Risks and Contingency

There are 3 main risks when it comes to Nikes brand, and 3 things that may prove to be a set back and they include:

1. Athletic wear goes out of fashion
While the popularity of yoga pants and sneakers is often cited as a fashion trend, Morgan Stanley analysts believe that shoppers are hooked on casual comfort. Women in their 20s and 30s are largely driving the “athleisure trend,” in which customers buy leggings with the intent of wearing them to the gym, errands, and brunch. The analysts believe that shoppers will continue to choose this kind of apparel over denim. But if consumers start shifting toward a more formal look again, Nike’s sales could slow down. 
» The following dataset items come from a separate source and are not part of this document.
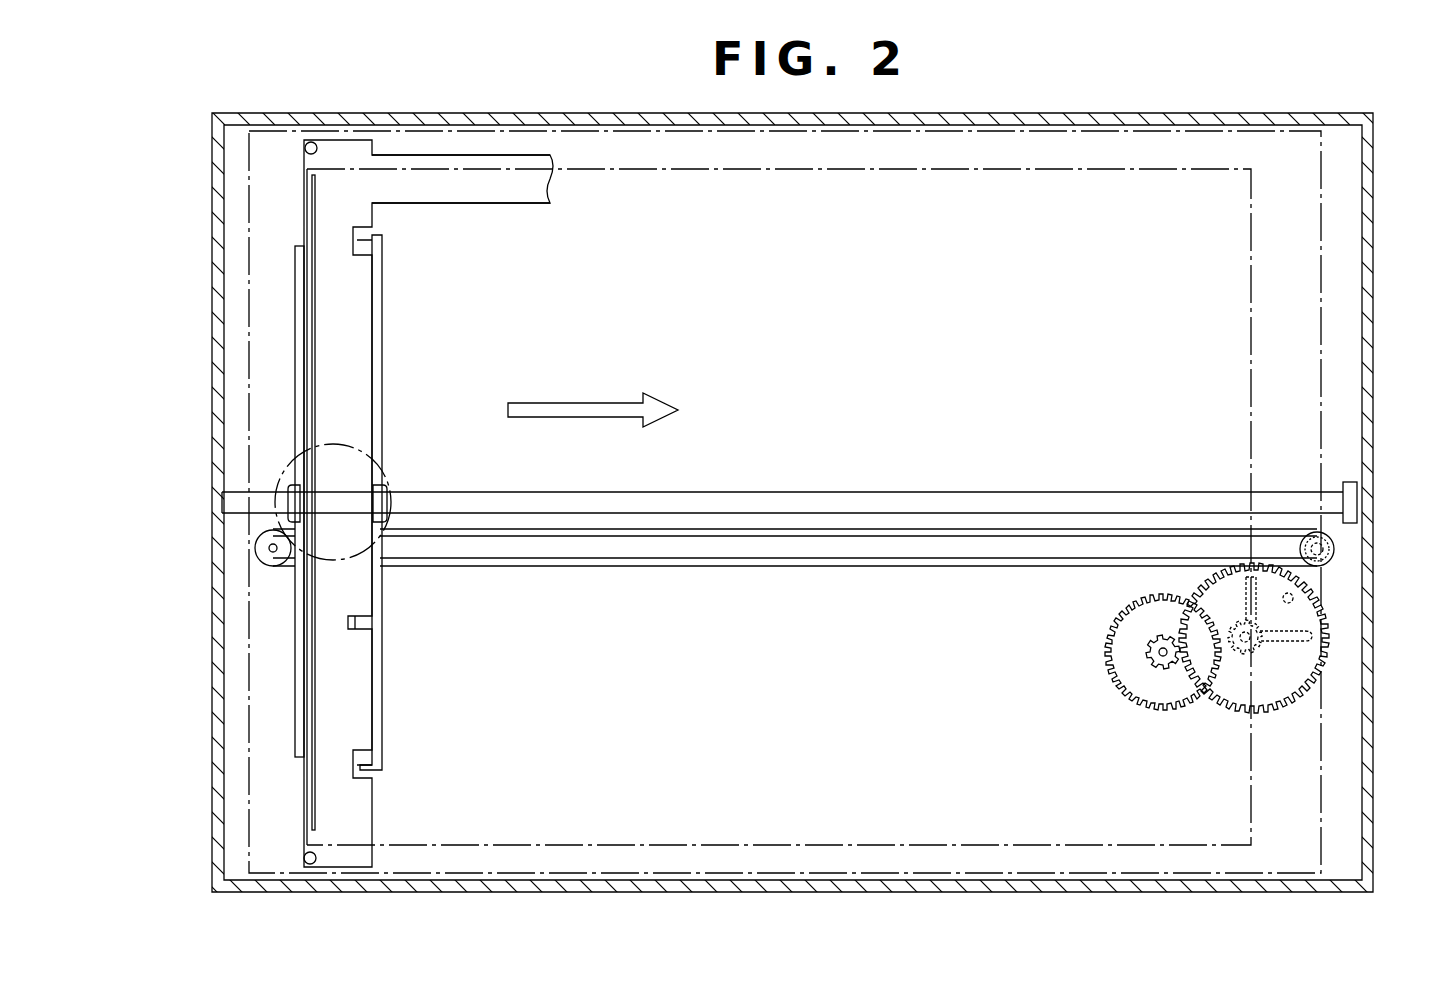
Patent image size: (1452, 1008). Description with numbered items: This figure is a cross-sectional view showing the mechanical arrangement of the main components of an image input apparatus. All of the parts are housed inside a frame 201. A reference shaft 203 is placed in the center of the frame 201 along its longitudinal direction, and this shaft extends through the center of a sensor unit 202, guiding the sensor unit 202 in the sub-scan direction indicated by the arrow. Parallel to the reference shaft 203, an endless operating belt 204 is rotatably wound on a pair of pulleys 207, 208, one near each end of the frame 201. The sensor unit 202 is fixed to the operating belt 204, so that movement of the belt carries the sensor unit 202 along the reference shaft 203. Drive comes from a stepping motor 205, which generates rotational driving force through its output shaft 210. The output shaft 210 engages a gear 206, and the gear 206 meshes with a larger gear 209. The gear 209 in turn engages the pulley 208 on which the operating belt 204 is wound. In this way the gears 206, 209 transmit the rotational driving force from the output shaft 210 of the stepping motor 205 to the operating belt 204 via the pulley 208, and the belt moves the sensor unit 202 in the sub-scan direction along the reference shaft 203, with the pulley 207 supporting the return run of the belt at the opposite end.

The frame 201 is at (1373, 207).
The sensor unit 202 is at (372, 317).
The reference shaft 203 is at (850, 492).
The operating belt 204 is at (850, 567).
The stepping motor 205 is at (1160, 713).
The gear 206 is at (1318, 653).
The pulley 207 is at (263, 563).
The pulley 208 is at (1335, 548).
The gear 209 is at (1335, 603).
The output shaft 210 is at (1150, 650).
2. Under Armour keeps growing
Under Armour is the second-largest US sportswear company behind Nike, with more than $3 billion in revenue last year. The brand still has only a fraction of Nike’s $28 billion in annual revenue. But Under Armour’s sneaker with spokesman Stephen Curry is selling out, proving it has real potential as a sneaker brand. Before Stephen Curry was Under Armour’s biggest star, he was rejected by Nike. Nike passed over the basketball star twice, Darren Rovell at ESPN reports. If Under Armour keeps making savvy moves like the Curry partnership, it could experience explosive growth and put a dent in Nike’s business. 

3. China disappoints
The rising middle class in regions like China are increasingly demanding athletic apparel. These largely untapped markets could provide big opportunities for companies like Nike. But Chinese consumers can be unpredictable, which could lead to problems for Nike. For instance, luxury brands who moved into China several years ago are now struggling as shoppers choose fast fashion retailers like Zara instead. China is a big growth opportunity for Nike, but the market is highly unstable.